Parisians Prepare for a Catty Coffee Break
That anyway is the idea behind the latest Japanese import opening mid-September in the Marais district of central Paris thanks to the efforts of Margaux Gandelon, a 26-year-old entrepreneur, who is convinced there is a market for quality moggy time rented in exchange for a consommation minimum in what she bills as a tea room or café — anything in fact but a cat house.
She does however have some detractors. Among them the 60’s film star and animal rights campaigner Brigitte Bardot. Approached about the plans Christophe Marie, a vet with the Bardot Foundation in Paris, told Agence France Presse: “This is like turning cats into toy teddy bears. Cats do not necessarily want to be groped by customers in a bar” . Madame Gandelon is non-plussed however, “we have taken all necessary health, safety and vetinarary precautions,” she insists.
According to a report in Nouvel Observateur the capital’s first “cat café” works on the basis that cat purring offers “therapeutic benefits against stress, insomnia or anxiety”. Cute kittens, it goes on, will be invited to your table while you take coffee or eat your lunch.
Petting, playing and stroking these feline geishas as they brush against your legs, helps to soothe away stress, or so the Japanese originators claim. For “cat bars” or “cat cafés” have been popular in Japan since the late 90s and today there are about 100 such catteries deploying local pussies for their de-stressing properties. Margaux Gandelon believes hers will be the first to open in Europe however.

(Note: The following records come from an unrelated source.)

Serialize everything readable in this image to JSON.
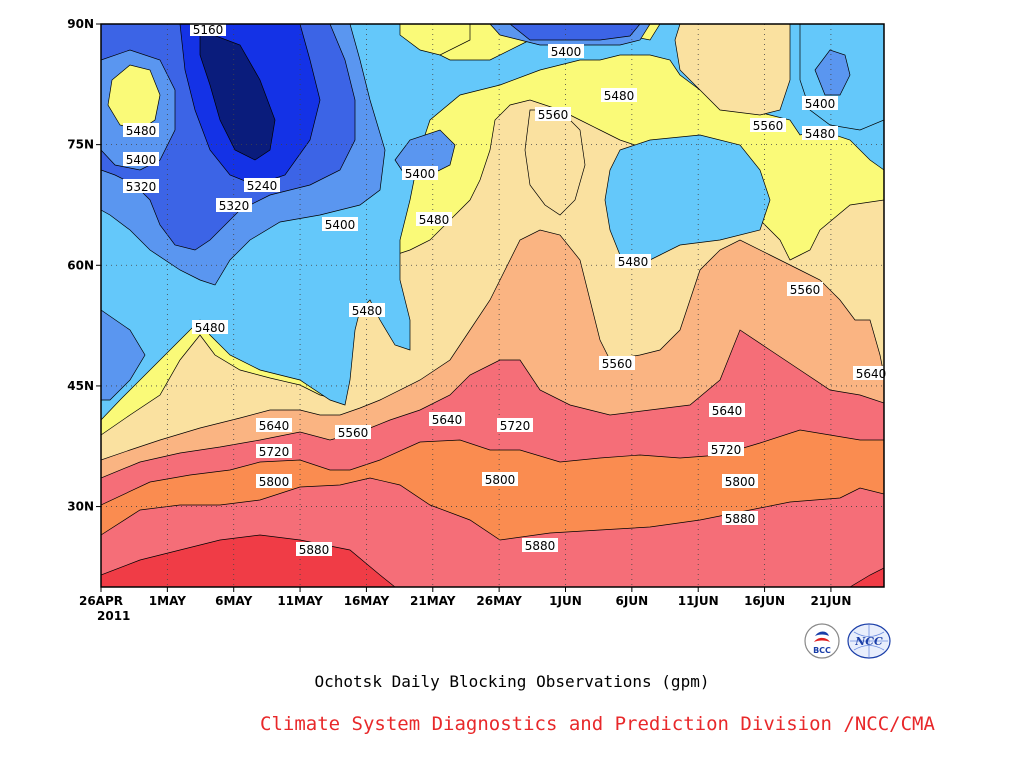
{
  "chart_data": {
    "type": "heatmap",
    "title": "Ochotsk Daily Blocking Observations (gpm)",
    "subtitle": "Climate System Diagnostics and Prediction Division /NCC/CMA",
    "x_ticks": [
      "26APR",
      "1MAY",
      "6MAY",
      "11MAY",
      "16MAY",
      "21MAY",
      "26MAY",
      "1JUN",
      "6JUN",
      "11JUN",
      "16JUN",
      "21JUN"
    ],
    "x_year_label": "2011",
    "y_ticks": [
      "90N",
      "75N",
      "60N",
      "45N",
      "30N"
    ],
    "x_range": [
      "2011-04-26",
      "2011-06-24"
    ],
    "y_range_deg": [
      20,
      90
    ],
    "grid": "dotted",
    "colors": {
      "lt5200": "#0a1c7c",
      "5200_5280": "#1432e6",
      "5280_5360": "#3c64e6",
      "5360_5440": "#5a96f0",
      "5440_5520": "#64c8fa",
      "5520_5600": "#fafa78",
      "5600_5680": "#fae1a0",
      "5680_5760": "#fab482",
      "5760_5840": "#fa8c50",
      "5840_5920": "#f56e78",
      "gt5920": "#f03c46"
    },
    "contour_labels": [
      {
        "text": "5160"
      },
      {
        "text": "5480"
      },
      {
        "text": "5400"
      },
      {
        "text": "5320"
      },
      {
        "text": "5240"
      },
      {
        "text": "5320"
      },
      {
        "text": "5400"
      },
      {
        "text": "5480"
      },
      {
        "text": "5400"
      },
      {
        "text": "5480"
      },
      {
        "text": "5480"
      },
      {
        "text": "5560"
      },
      {
        "text": "5480"
      },
      {
        "text": "5400"
      },
      {
        "text": "5480"
      },
      {
        "text": "5560"
      },
      {
        "text": "5400"
      },
      {
        "text": "5480"
      },
      {
        "text": "5560"
      },
      {
        "text": "5560"
      },
      {
        "text": "5640"
      },
      {
        "text": "5640"
      },
      {
        "text": "5720"
      },
      {
        "text": "5560"
      },
      {
        "text": "5640"
      },
      {
        "text": "5720"
      },
      {
        "text": "5640"
      },
      {
        "text": "5720"
      },
      {
        "text": "5800"
      },
      {
        "text": "5800"
      },
      {
        "text": "5800"
      },
      {
        "text": "5880"
      },
      {
        "text": "5880"
      },
      {
        "text": "5880"
      }
    ]
  },
  "logos": {
    "left": "BCC",
    "right": "NCC"
  }
}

She recently signed a lease on 130 m2 of premises where purry-furry therapeutics will be blended with coffee and meals in what she describes as “a tea room, a place for rest and relaxation around cats”. She says the Café des Chats will have an organic menu, cosy decor, soft lighting and noise reduction devices, everything to ensure the cats, and their customers are in a comfortable Zen environment. The entrepreneur has identified several cat refuges in the city which will supply her with around a dozen “employees” and insists her “cats will be made to feel entirely at home, while the customers who come along, are here to pay them a visit”. Clients can also “interact” with tomcats in a special space set aside for playing with the male of the species.

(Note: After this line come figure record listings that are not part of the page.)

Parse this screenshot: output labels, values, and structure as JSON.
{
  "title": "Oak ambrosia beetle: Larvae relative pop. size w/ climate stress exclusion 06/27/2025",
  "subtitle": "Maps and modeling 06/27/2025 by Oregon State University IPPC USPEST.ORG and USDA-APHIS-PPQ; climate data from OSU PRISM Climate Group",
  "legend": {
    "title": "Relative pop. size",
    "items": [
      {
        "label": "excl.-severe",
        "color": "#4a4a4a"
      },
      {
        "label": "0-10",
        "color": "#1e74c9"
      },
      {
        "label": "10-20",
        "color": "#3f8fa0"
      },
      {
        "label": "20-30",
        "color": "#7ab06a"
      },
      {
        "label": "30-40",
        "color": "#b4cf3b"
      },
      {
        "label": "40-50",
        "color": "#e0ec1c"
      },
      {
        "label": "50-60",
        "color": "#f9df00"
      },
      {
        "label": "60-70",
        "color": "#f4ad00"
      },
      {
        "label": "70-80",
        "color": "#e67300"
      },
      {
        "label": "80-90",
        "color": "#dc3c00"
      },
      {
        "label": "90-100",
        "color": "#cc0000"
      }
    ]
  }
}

Nouvel Observateur notes that in Japan recently a number of cat bars have been forced to close in the evening to protect their “employees” from overexposure.

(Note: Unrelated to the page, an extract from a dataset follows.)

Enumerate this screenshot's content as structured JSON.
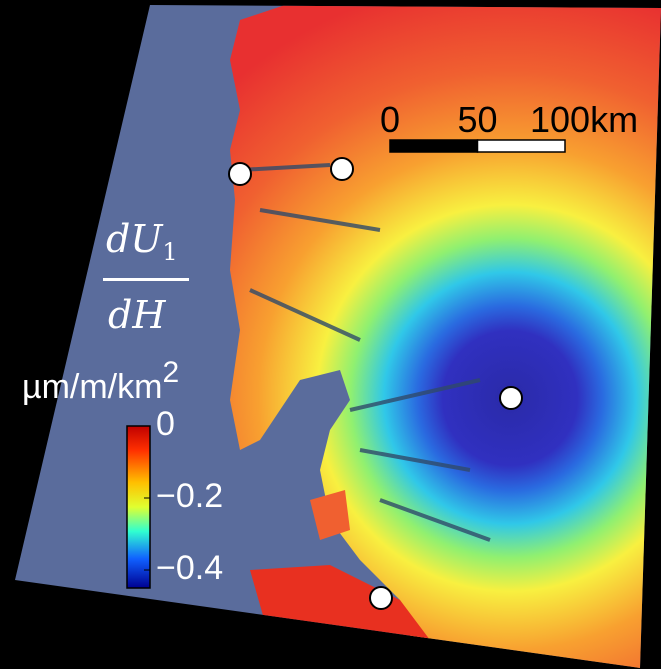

Margaux Gandelon insists she has adapted the Japanese concept to the West and to France: “We are not opening a zoo, unlike in Japan there will be no right of entry into the Parisian cafe, only as a consumer will you be able to approach a cat.”
The onetime political science student, who was inspired after reading an article about Neko cafés in Japan, has done her market research and believes there is a largely feminine clientele for her idea — “active young women who want to relax after work, for example.”
She claims she already has a core of supporters and future clients for her plan to enable people to reduce stress by petting and interacting with purring cats, thanks to her fund-raising campaign on the Internet which brought in more than 40,000 euros via the Indiegogo crowd funding platform. More than 600 people made donations or reserved a place at the future cat table, she says.
She also believes that with cats an enduring theme on the internet – see for instance “lolcats” — she can expect to attract clients from campaigns on the web and through social media such as Facebook and Twitter: “Watching amusing cat videos on the internet and owning one for real are two entirely different things, this project is not inspired by the kawai fashion (Japanese pop culture) rather we see ourselves as being the anti-dote to Hello Kitty! “
Last word , don’t try taking your feline pet along with you to make friends, “they will be barred at the door”, she says firmly. Ah so no cat-dating then. Well perhaps with time things may change after all Parisian doggie-dating has proved a huge success.